TWI do pneu: o sinal que mostra quando chegou a hora da troca

O TWI indica quando a banda de rodagem do pneu chegou ao limite de desgaste. Entenda como localizar o indicador, o que significa o limite de 1,6 mm e quando a troca do pneu se torna necessária.

Não é preciso esperar o pneu ficar completamente liso para saber que ele chegou ao limite de desgaste. O próprio pneu possui pequenos indicadores na banda de rodagem que permitem verificar visualmente quando a profundidade dos sulcos atingiu o mínimo permitido para circulação.

Esse indicador é chamado de TWI (Tread Wear Indicator). No Brasil, a Resolução Contran nº 913/2022 proíbe a circulação quando o desgaste da banda de rodagem atinge esses indicadores ou quando a profundidade remanescente fica abaixo de 1,6 mm.

Saber localizar o TWI ajuda não apenas a evitar uma infração. Pneus excessivamente desgastados perdem capacidade de escoar água e deixam o veículo mais vulnerável à perda de aderência, principalmente em piso molhado.

O que é o TWI do pneu?

TWI é a sigla em inglês para Tread Wear Indicator, ou indicador de desgaste da banda de rodagem.

Na prática, são pequenos ressaltos de borracha posicionados no fundo dos sulcos. A Resolução Contran nº 913/2022 determina que os pneus sejam fabricados ou reformados com indicadores de desgaste no fundo do desenho da banda de rodagem.

Na lateral do pneu normalmente existem inscrições, símbolos ou outras indicações que ajudam a encontrar a posição desses ressaltos.

O TWI fica no interior dos sulcos da banda de rodagem e funciona como uma referência visual para acompanhar o avanço do desgaste.

A verificação é simples: conforme o pneu roda, a borracha da banda de rodagem se desgasta e se aproxima da altura do TWI. Quando as duas superfícies ficam niveladas, o limite foi atingido.

Resolução Contran nº 913/2022

Pneu desgastado próximo do limite indicado pelo TWI
Fonte da imagem: Imagem gerada por inteligência artificial / ChatGPT

Como saber se o pneu está careca pelo TWI?

Não é necessário desmontar a roda para fazer uma inspeção básica.

Com o carro parado em local seguro, procure na lateral do pneu a indicação correspondente ao TWI. Depois, observe o sulco naquela posição até encontrar o pequeno ressalto transversal existente em seu interior.

Compare então a altura desse indicador com a superfície da banda de rodagem.

Se ainda existir uma diferença visível entre o TWI e a superfície, o pneu não atingiu aquele indicador naquele ponto.

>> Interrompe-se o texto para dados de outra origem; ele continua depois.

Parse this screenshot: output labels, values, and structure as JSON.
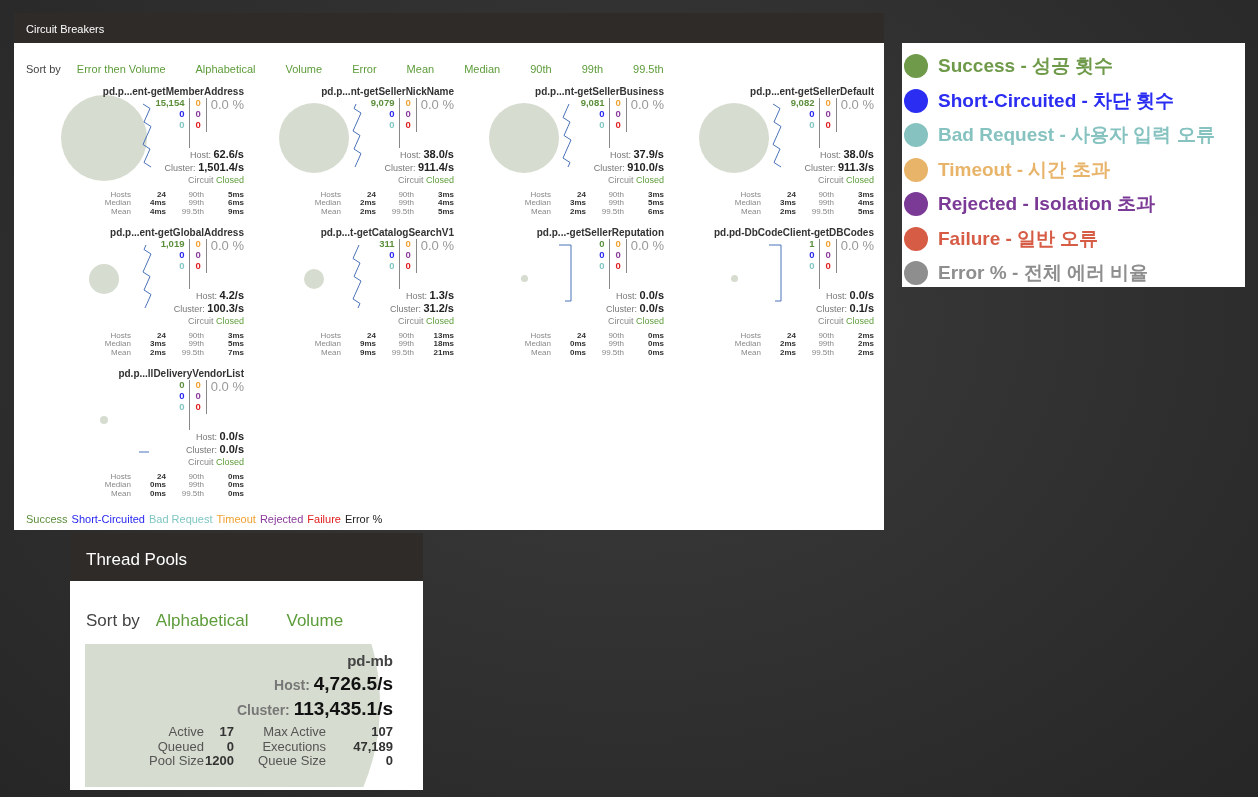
{
  "circuit_breakers": {
    "title": "Circuit Breakers",
    "sort_label": "Sort by",
    "sort_options": [
      "Error then Volume",
      "Alphabetical",
      "Volume",
      "Error",
      "Mean",
      "Median",
      "90th",
      "99th",
      "99.5th"
    ],
    "circuits": [
      {
        "name": "pd.p...ent-getMemberAddress",
        "counts": [
          "15,154",
          "0",
          "0",
          "0",
          "0",
          "0"
        ],
        "error_percent": "0.0 %",
        "host_label": "Host:",
        "host_rate": "62.6/s",
        "cluster_label": "Cluster:",
        "cluster_rate": "1,501.4/s",
        "circuit_label": "Circuit",
        "circuit_status": "Closed",
        "stats": [
          [
            "Hosts",
            "24",
            "90th",
            "5ms"
          ],
          [
            "Median",
            "4ms",
            "99th",
            "6ms"
          ],
          [
            "Mean",
            "4ms",
            "99.5th",
            "9ms"
          ]
        ]
      },
      {
        "name": "pd.p...nt-getSellerNickName",
        "counts": [
          "9,079",
          "0",
          "0",
          "0",
          "0",
          "0"
        ],
        "error_percent": "0.0 %",
        "host_label": "Host:",
        "host_rate": "38.0/s",
        "cluster_label": "Cluster:",
        "cluster_rate": "911.4/s",
        "circuit_label": "Circuit",
        "circuit_status": "Closed",
        "stats": [
          [
            "Hosts",
            "24",
            "90th",
            "3ms"
          ],
          [
            "Median",
            "2ms",
            "99th",
            "4ms"
          ],
          [
            "Mean",
            "2ms",
            "99.5th",
            "5ms"
          ]
        ]
      },
      {
        "name": "pd.p...nt-getSellerBusiness",
        "counts": [
          "9,081",
          "0",
          "0",
          "0",
          "0",
          "0"
        ],
        "error_percent": "0.0 %",
        "host_label": "Host:",
        "host_rate": "37.9/s",
        "cluster_label": "Cluster:",
        "cluster_rate": "910.0/s",
        "circuit_label": "Circuit",
        "circuit_status": "Closed",
        "stats": [
          [
            "Hosts",
            "24",
            "90th",
            "3ms"
          ],
          [
            "Median",
            "3ms",
            "99th",
            "5ms"
          ],
          [
            "Mean",
            "2ms",
            "99.5th",
            "6ms"
          ]
        ]
      },
      {
        "name": "pd.p...ent-getSellerDefault",
        "counts": [
          "9,082",
          "0",
          "0",
          "0",
          "0",
          "0"
        ],
        "error_percent": "0.0 %",
        "host_label": "Host:",
        "host_rate": "38.0/s",
        "cluster_label": "Cluster:",
        "cluster_rate": "911.3/s",
        "circuit_label": "Circuit",
        "circuit_status": "Closed",
        "stats": [
          [
            "Hosts",
            "24",
            "90th",
            "3ms"
          ],
          [
            "Median",
            "3ms",
            "99th",
            "4ms"
          ],
          [
            "Mean",
            "2ms",
            "99.5th",
            "5ms"
          ]
        ]
      },
      {
        "name": "pd.p...ent-getGlobalAddress",
        "counts": [
          "1,019",
          "0",
          "0",
          "0",
          "0",
          "0"
        ],
        "error_percent": "0.0 %",
        "host_label": "Host:",
        "host_rate": "4.2/s",
        "cluster_label": "Cluster:",
        "cluster_rate": "100.3/s",
        "circuit_label": "Circuit",
        "circuit_status": "Closed",
        "stats": [
          [
            "Hosts",
            "24",
            "90th",
            "3ms"
          ],
          [
            "Median",
            "3ms",
            "99th",
            "5ms"
          ],
          [
            "Mean",
            "2ms",
            "99.5th",
            "7ms"
          ]
        ]
      },
      {
        "name": "pd.p...t-getCatalogSearchV1",
        "counts": [
          "311",
          "0",
          "0",
          "0",
          "0",
          "0"
        ],
        "error_percent": "0.0 %",
        "host_label": "Host:",
        "host_rate": "1.3/s",
        "cluster_label": "Cluster:",
        "cluster_rate": "31.2/s",
        "circuit_label": "Circuit",
        "circuit_status": "Closed",
        "stats": [
          [
            "Hosts",
            "24",
            "90th",
            "13ms"
          ],
          [
            "Median",
            "9ms",
            "99th",
            "18ms"
          ],
          [
            "Mean",
            "9ms",
            "99.5th",
            "21ms"
          ]
        ]
      },
      {
        "name": "pd.p...-getSellerReputation",
        "counts": [
          "0",
          "0",
          "0",
          "0",
          "0",
          "0"
        ],
        "error_percent": "0.0 %",
        "host_label": "Host:",
        "host_rate": "0.0/s",
        "cluster_label": "Cluster:",
        "cluster_rate": "0.0/s",
        "circuit_label": "Circuit",
        "circuit_status": "Closed",
        "stats": [
          [
            "Hosts",
            "24",
            "90th",
            "0ms"
          ],
          [
            "Median",
            "0ms",
            "99th",
            "0ms"
          ],
          [
            "Mean",
            "0ms",
            "99.5th",
            "0ms"
          ]
        ]
      },
      {
        "name": "pd.pd-DbCodeClient-getDBCodes",
        "counts": [
          "1",
          "0",
          "0",
          "0",
          "0",
          "0"
        ],
        "error_percent": "0.0 %",
        "host_label": "Host:",
        "host_rate": "0.0/s",
        "cluster_label": "Cluster:",
        "cluster_rate": "0.1/s",
        "circuit_label": "Circuit",
        "circuit_status": "Closed",
        "stats": [
          [
            "Hosts",
            "24",
            "90th",
            "2ms"
          ],
          [
            "Median",
            "2ms",
            "99th",
            "2ms"
          ],
          [
            "Mean",
            "2ms",
            "99.5th",
            "2ms"
          ]
        ]
      },
      {
        "name": "pd.p...llDeliveryVendorList",
        "counts": [
          "0",
          "0",
          "0",
          "0",
          "0",
          "0"
        ],
        "error_percent": "0.0 %",
        "host_label": "Host:",
        "host_rate": "0.0/s",
        "cluster_label": "Cluster:",
        "cluster_rate": "0.0/s",
        "circuit_label": "Circuit",
        "circuit_status": "Closed",
        "stats": [
          [
            "Hosts",
            "24",
            "90th",
            "0ms"
          ],
          [
            "Median",
            "0ms",
            "99th",
            "0ms"
          ],
          [
            "Mean",
            "0ms",
            "99.5th",
            "0ms"
          ]
        ]
      }
    ],
    "legend": [
      {
        "label": "Success",
        "color": "#5b8e3a"
      },
      {
        "label": "Short-Circuited",
        "color": "#2727f0"
      },
      {
        "label": "Bad Request",
        "color": "#7fc6c2"
      },
      {
        "label": "Timeout",
        "color": "#f0a030"
      },
      {
        "label": "Rejected",
        "color": "#8a3a9a"
      },
      {
        "label": "Failure",
        "color": "#e02020"
      },
      {
        "label": "Error %",
        "color": "#222222"
      }
    ]
  },
  "legend_panel": {
    "items": [
      {
        "label": "Success - 성공 횟수",
        "color": "#6f9a4a"
      },
      {
        "label": "Short-Circuited - 차단 횟수",
        "color": "#2b2ef2"
      },
      {
        "label": "Bad Request - 사용자 입력 오류",
        "color": "#86c3c0"
      },
      {
        "label": "Timeout - 시간 초과",
        "color": "#e8b46a"
      },
      {
        "label": "Rejected - Isolation 초과",
        "color": "#7b3a96"
      },
      {
        "label": "Failure - 일반 오류",
        "color": "#d65c46"
      },
      {
        "label": "Error % - 전체 에러 비율",
        "color": "#8e8e8e"
      }
    ]
  },
  "thread_pools": {
    "title": "Thread Pools",
    "sort_label": "Sort by",
    "sort_options": [
      "Alphabetical",
      "Volume"
    ],
    "pools": [
      {
        "name": "pd-mb",
        "host_label": "Host:",
        "host_rate": "4,726.5/s",
        "cluster_label": "Cluster:",
        "cluster_rate": "113,435.1/s",
        "stats": [
          [
            "Active",
            "17",
            "Max Active",
            "107"
          ],
          [
            "Queued",
            "0",
            "Executions",
            "47,189"
          ],
          [
            "Pool Size",
            "1200",
            "Queue Size",
            "0"
          ]
        ]
      }
    ]
  }
}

Quanto menor essa diferença, porém, mais próximo ele está do limite.

Quando a banda de rodagem estiver no mesmo nível do TWI, a situação muda: o pneu atingiu o limite estabelecido pela regulamentação brasileira.

Também é importante observar mais de uma região. O desgaste pode não acontecer de maneira perfeitamente uniforme e uma parte do pneu pode apresentar condição diferente de outra.

Qual é o limite legal dos pneus no Brasil?

Aqui existe uma diferença importante que evita uma informação jurídica bastante comum, mas imprecisa: não é o Código de Trânsito Brasileiro que estabelece diretamente os 1,6 mm.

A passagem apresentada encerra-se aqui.